Carrie Lukas of the Independent Women’s Forum points out that the 2009 “stimulus” bill appropriated billions of dollars for “green” employment, yet many of these tasks look no different than normal construction work. Moreover, Lukas adds, “the Administration has struggled to quantify how many jobs were created.” And in many cases “green” jobs cost more than $100,000 each. It would have been cheaper to have given people the money directly.


We cannot tolerate this kind of folly with Uncle Sam broke and millions of Americans, especially African-Americans and other minorities, jobless.

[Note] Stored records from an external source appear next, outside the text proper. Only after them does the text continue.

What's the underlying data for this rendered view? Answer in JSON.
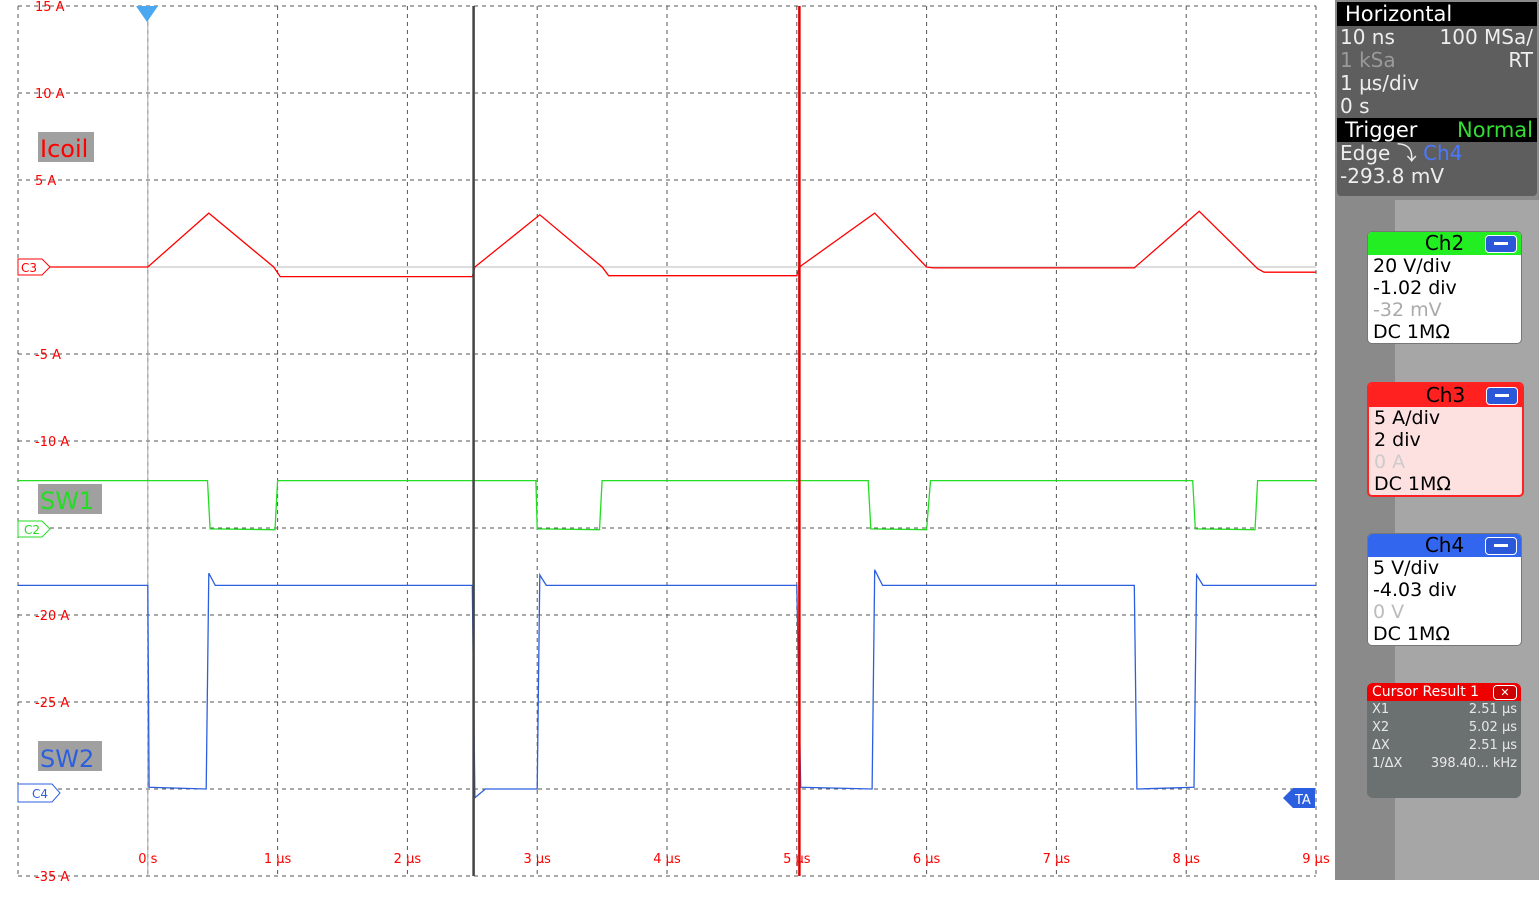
{
  "chart_data": {
    "type": "line",
    "x_unit": "µs",
    "xlim": [
      -1,
      9
    ],
    "ylim": [
      -35,
      15
    ],
    "y_unit": "A",
    "grid": true,
    "x_tick_labels": [
      "0 s",
      "1 µs",
      "2 µs",
      "3 µs",
      "4 µs",
      "5 µs",
      "6 µs",
      "7 µs",
      "8 µs",
      "9 µs"
    ],
    "x_ticks": [
      0,
      1,
      2,
      3,
      4,
      5,
      6,
      7,
      8,
      9
    ],
    "y_tick_labels": [
      "15 A",
      "10 A",
      "5 A",
      "-5 A",
      "-10 A",
      "-20 A",
      "-25 A",
      "-35 A"
    ],
    "y_ticks": [
      15,
      10,
      5,
      -5,
      -10,
      -20,
      -25,
      -35
    ],
    "series": [
      {
        "name": "Icoil",
        "channel": "C3",
        "color": "#ff0000",
        "scale_per_div": 5,
        "ground_div": 0,
        "points": [
          [
            -1,
            0
          ],
          [
            0,
            0
          ],
          [
            0.47,
            3.1
          ],
          [
            0.97,
            0
          ],
          [
            1.02,
            -0.55
          ],
          [
            2.5,
            -0.55
          ],
          [
            2.52,
            0
          ],
          [
            3.02,
            3.0
          ],
          [
            3.5,
            0
          ],
          [
            3.55,
            -0.5
          ],
          [
            5.0,
            -0.5
          ],
          [
            5.02,
            0
          ],
          [
            5.6,
            3.1
          ],
          [
            6.0,
            0
          ],
          [
            6.05,
            -0.05
          ],
          [
            7.6,
            -0.05
          ],
          [
            8.1,
            3.2
          ],
          [
            8.55,
            -0.1
          ],
          [
            8.6,
            -0.3
          ],
          [
            9,
            -0.3
          ]
        ]
      },
      {
        "name": "SW1",
        "channel": "C2",
        "color": "#22dd22",
        "scale_per_div": 20,
        "ground_div": -3.02,
        "points": [
          [
            -1,
            11.3
          ],
          [
            0.46,
            11.3
          ],
          [
            0.48,
            0.2
          ],
          [
            0.98,
            0
          ],
          [
            1.0,
            11.3
          ],
          [
            2.99,
            11.3
          ],
          [
            3.0,
            0.2
          ],
          [
            3.48,
            0
          ],
          [
            3.5,
            11.3
          ],
          [
            5.55,
            11.3
          ],
          [
            5.57,
            0.2
          ],
          [
            6.0,
            0
          ],
          [
            6.03,
            11.3
          ],
          [
            8.05,
            11.3
          ],
          [
            8.07,
            0.2
          ],
          [
            8.53,
            0
          ],
          [
            8.55,
            11.3
          ],
          [
            9,
            11.3
          ]
        ]
      },
      {
        "name": "SW2",
        "channel": "C4",
        "color": "#2c5fe0",
        "scale_per_div": 5,
        "ground_div": -6.04,
        "points": [
          [
            -1,
            11.9
          ],
          [
            0,
            11.9
          ],
          [
            0.01,
            0.3
          ],
          [
            0.45,
            0.2
          ],
          [
            0.47,
            12.6
          ],
          [
            0.52,
            11.9
          ],
          [
            2.5,
            11.9
          ],
          [
            2.52,
            -0.3
          ],
          [
            2.6,
            0.2
          ],
          [
            3.0,
            0.2
          ],
          [
            3.02,
            12.5
          ],
          [
            3.07,
            11.9
          ],
          [
            5.0,
            11.9
          ],
          [
            5.03,
            0.3
          ],
          [
            5.58,
            0.2
          ],
          [
            5.6,
            12.8
          ],
          [
            5.66,
            11.9
          ],
          [
            7.6,
            11.9
          ],
          [
            7.62,
            0.2
          ],
          [
            8.06,
            0.3
          ],
          [
            8.08,
            12.5
          ],
          [
            8.13,
            11.9
          ],
          [
            9,
            11.9
          ]
        ]
      }
    ],
    "cursors": [
      {
        "name": "X1",
        "value": 2.51,
        "color": "#444444"
      },
      {
        "name": "X2",
        "value": 5.02,
        "color": "#dd0000"
      }
    ],
    "trigger_position": 0
  },
  "markers": {
    "c3": "C3",
    "c2": "C2",
    "c4": "C4",
    "ta": "TA"
  },
  "horizontal": {
    "title": "Horizontal",
    "resolution": "10 ns",
    "sample_rate": "100 MSa/",
    "record": "1 kSa",
    "mode": "RT",
    "timebase": "1 µs/div",
    "position": "0 s"
  },
  "trigger": {
    "title": "Trigger",
    "mode": "Normal",
    "type": "Edge",
    "source": "Ch4",
    "level": "-293.8 mV"
  },
  "channels": [
    {
      "name": "Ch2",
      "scale": "20 V/div",
      "offset": "-1.02 div",
      "position": "-32 mV",
      "coupling": "DC 1MΩ",
      "color": "#22ee22"
    },
    {
      "name": "Ch3",
      "scale": "5 A/div",
      "offset": "2 div",
      "position": "0 A",
      "coupling": "DC 1MΩ",
      "color": "#ff2020"
    },
    {
      "name": "Ch4",
      "scale": "5 V/div",
      "offset": "-4.03 div",
      "position": "0 V",
      "coupling": "DC 1MΩ",
      "color": "#3366ee"
    }
  ],
  "cursor_result": {
    "title": "Cursor Result 1",
    "close": "✕",
    "rows": [
      {
        "label": "X1",
        "value": "2.51 µs"
      },
      {
        "label": "X2",
        "value": "5.02 µs"
      },
      {
        "label": "ΔX",
        "value": "2.51 µs"
      },
      {
        "label": "1/ΔX",
        "value": "398.40... kHz"
      }
    ]
  }
}
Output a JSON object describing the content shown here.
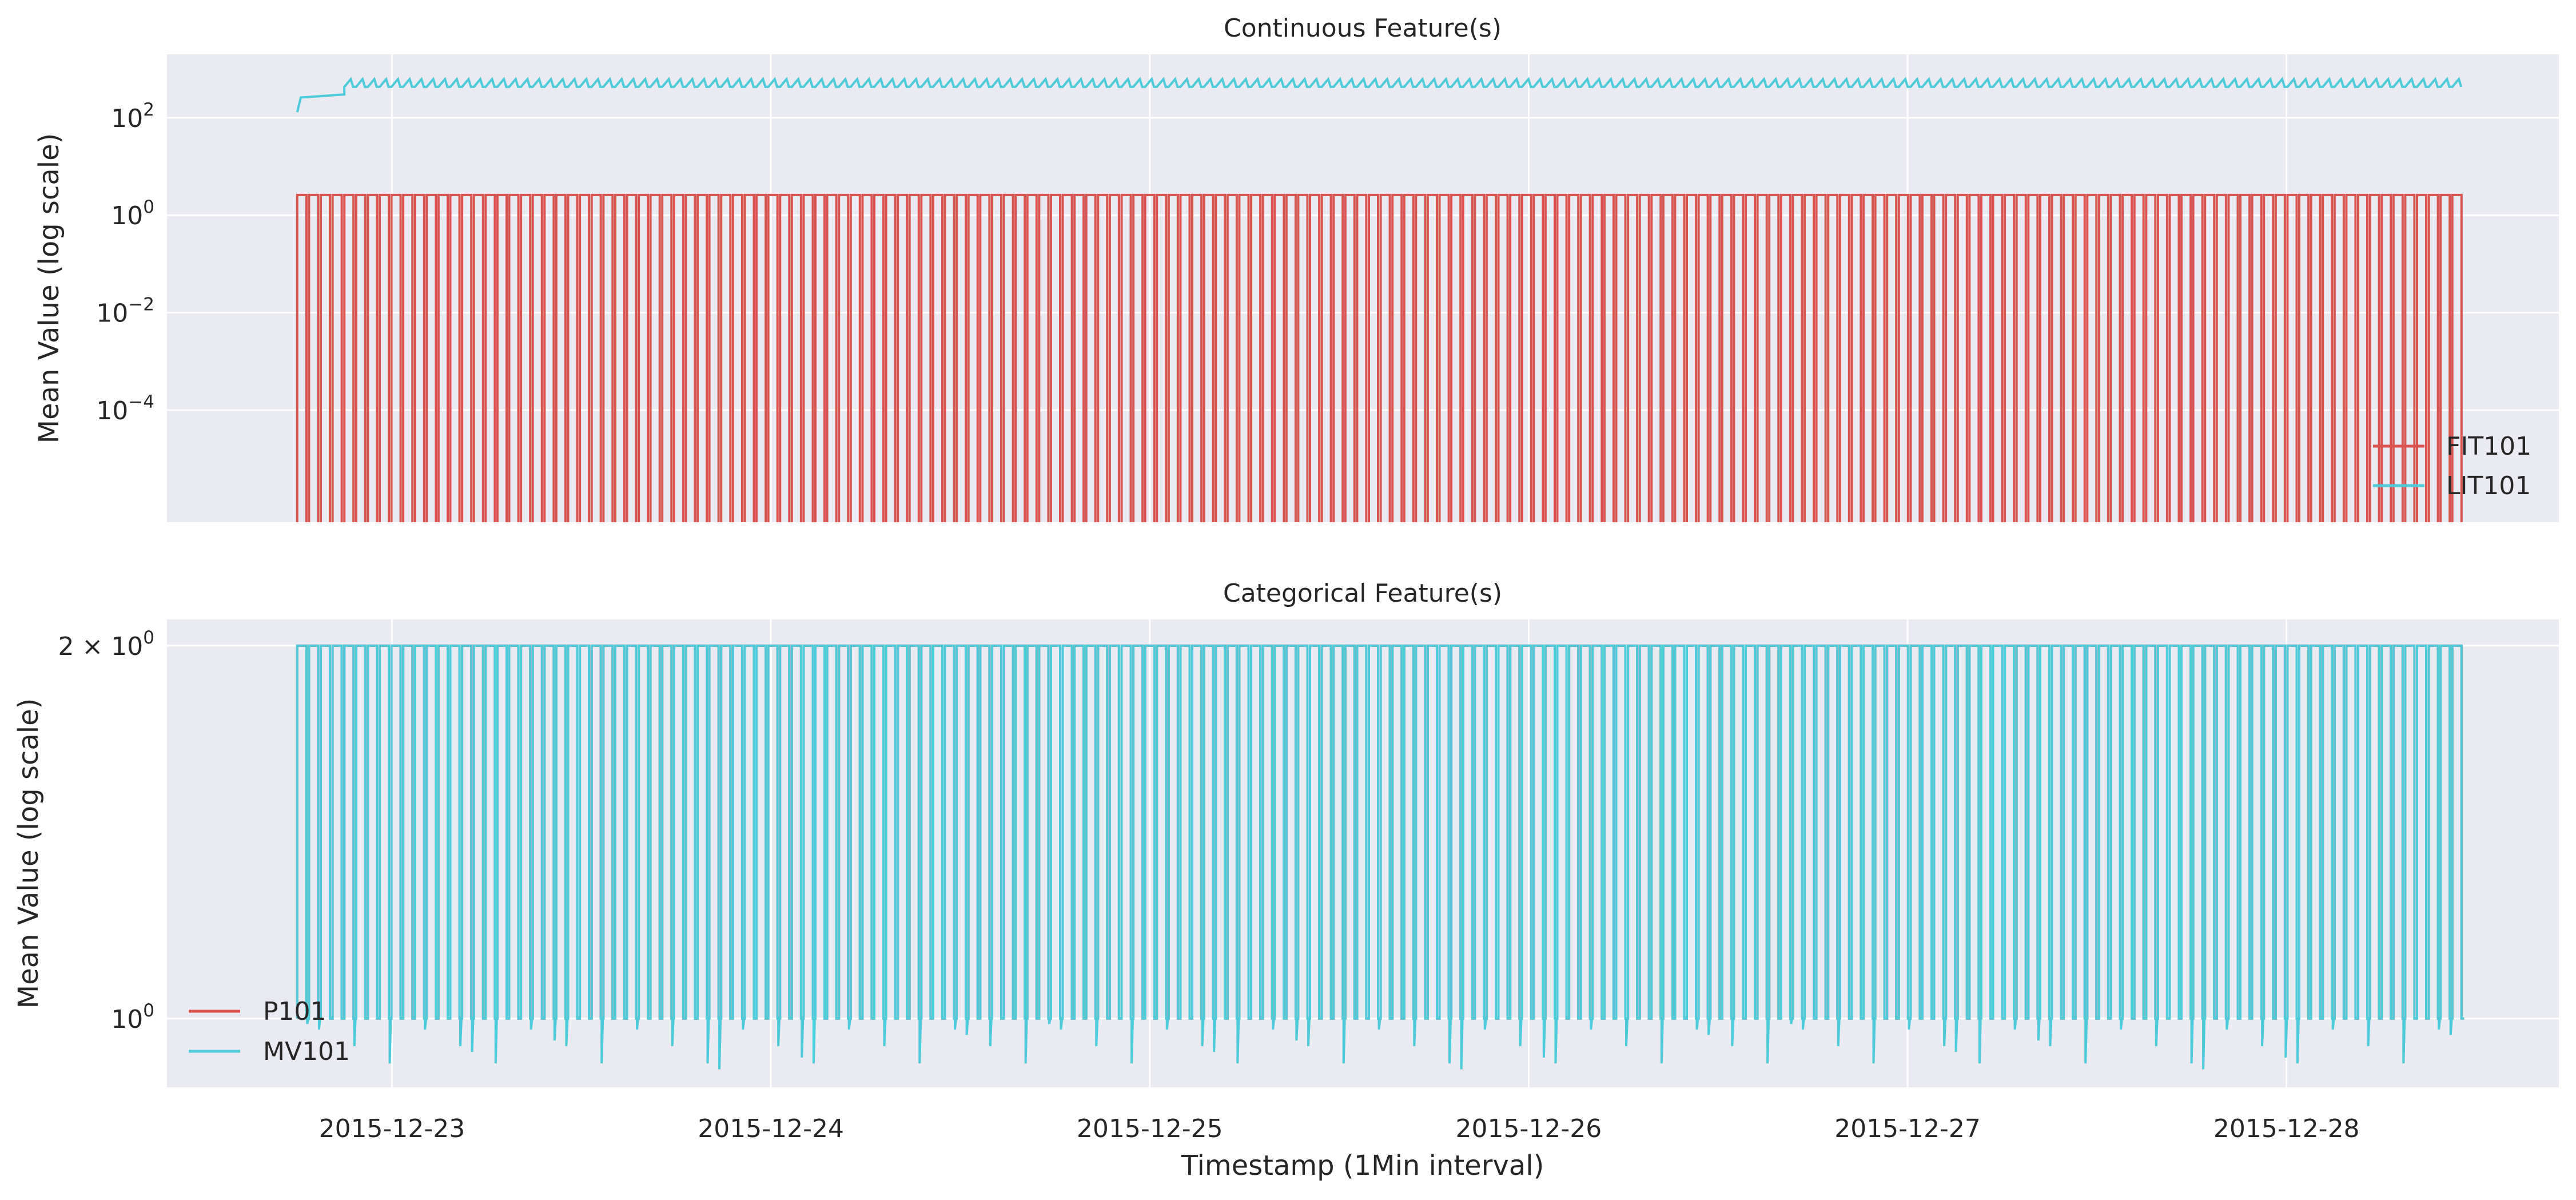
{
  "chart_data": [
    {
      "type": "line",
      "title": "Continuous Feature(s)",
      "ylabel": "Mean Value (log scale)",
      "xlabel": "",
      "yscale": "log",
      "ylim": [
        5e-07,
        2000
      ],
      "xlim": [
        "2015-12-22 09:45",
        "2015-12-28 17:15"
      ],
      "grid": true,
      "legend_position": "lower right",
      "y_ticks": [
        {
          "value": 100,
          "base": "10",
          "exp": "2"
        },
        {
          "value": 1,
          "base": "10",
          "exp": "0"
        },
        {
          "value": 0.01,
          "base": "10",
          "exp": "−2"
        },
        {
          "value": 0.0001,
          "base": "10",
          "exp": "−4"
        }
      ],
      "series": [
        {
          "name": "FIT101",
          "color": "#d9534f",
          "pattern": "on-off",
          "on_value": 2.6,
          "off_value": 0,
          "start": "2015-12-22 18:00",
          "end": "2015-12-28 11:15",
          "cycles": 184
        },
        {
          "name": "LIT101",
          "color": "#4ecbd9",
          "pattern": "sawtooth",
          "min_value": 430,
          "max_value": 620,
          "initial_value": 130,
          "start": "2015-12-22 18:00",
          "end": "2015-12-28 11:15",
          "cycles": 184
        }
      ]
    },
    {
      "type": "line",
      "title": "Categorical Feature(s)",
      "ylabel": "Mean Value (log scale)",
      "xlabel": "Timestamp (1Min interval)",
      "yscale": "log",
      "ylim": [
        0.88,
        2.1
      ],
      "xlim": [
        "2015-12-22 09:45",
        "2015-12-28 17:15"
      ],
      "grid": true,
      "legend_position": "lower left",
      "y_ticks": [
        {
          "value": 2,
          "prefix": "2 × ",
          "base": "10",
          "exp": "0"
        },
        {
          "value": 1,
          "prefix": "",
          "base": "10",
          "exp": "0"
        }
      ],
      "series": [
        {
          "name": "P101",
          "color": "#d9534f",
          "pattern": "on-off",
          "on_value": 2,
          "off_value": 1,
          "start": "2015-12-22 18:00",
          "end": "2015-12-28 11:15",
          "cycles": 184
        },
        {
          "name": "MV101",
          "color": "#4ecbd9",
          "pattern": "on-off with dips",
          "on_value": 2,
          "off_value": 1,
          "min_dip": 0.91,
          "start": "2015-12-22 18:00",
          "end": "2015-12-28 11:15",
          "cycles": 184
        }
      ],
      "x_ticks": [
        "2015-12-23",
        "2015-12-24",
        "2015-12-25",
        "2015-12-26",
        "2015-12-27",
        "2015-12-28"
      ]
    }
  ]
}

The unemployment rate for African-Americans is 16.75 percent, twice that of whites. Almost one-in-five black men are out of work. Include those who are working part-time out of necessity or who have given up looking for a job, and the African-American unemployment rate is 25 percent.


The word “crisis” is much over-used today. But it applies here. We need real jobs. And we need them now. Fancy talk about economic transformation is just that: talk. A “green” transformation might eventually come. But it won’t be today, when people need work the most.


As we seek to transform our economy over the long-term, we must ensure continuing growth. That means not inflating the price of today’s efficient energy sources, particularly oil and coal. It also means enacting a jobs policy for all industries and companies. Rather than playing political favorites with financial subsidies and regulatory favors, the national and state governments should improve the economic climate by cutting tax rates, streamlining regulations, and getting public finances in order.


Earth Day reminds us about protecting the environment, but the environment ultimately is about people. “Green” jobs might arrive some day in the future, but they won’t be here in time to help people, and especially minorities, who are out of work today. Our political leaders need to focus on the present and free the private sector to do what it does best–create jobs.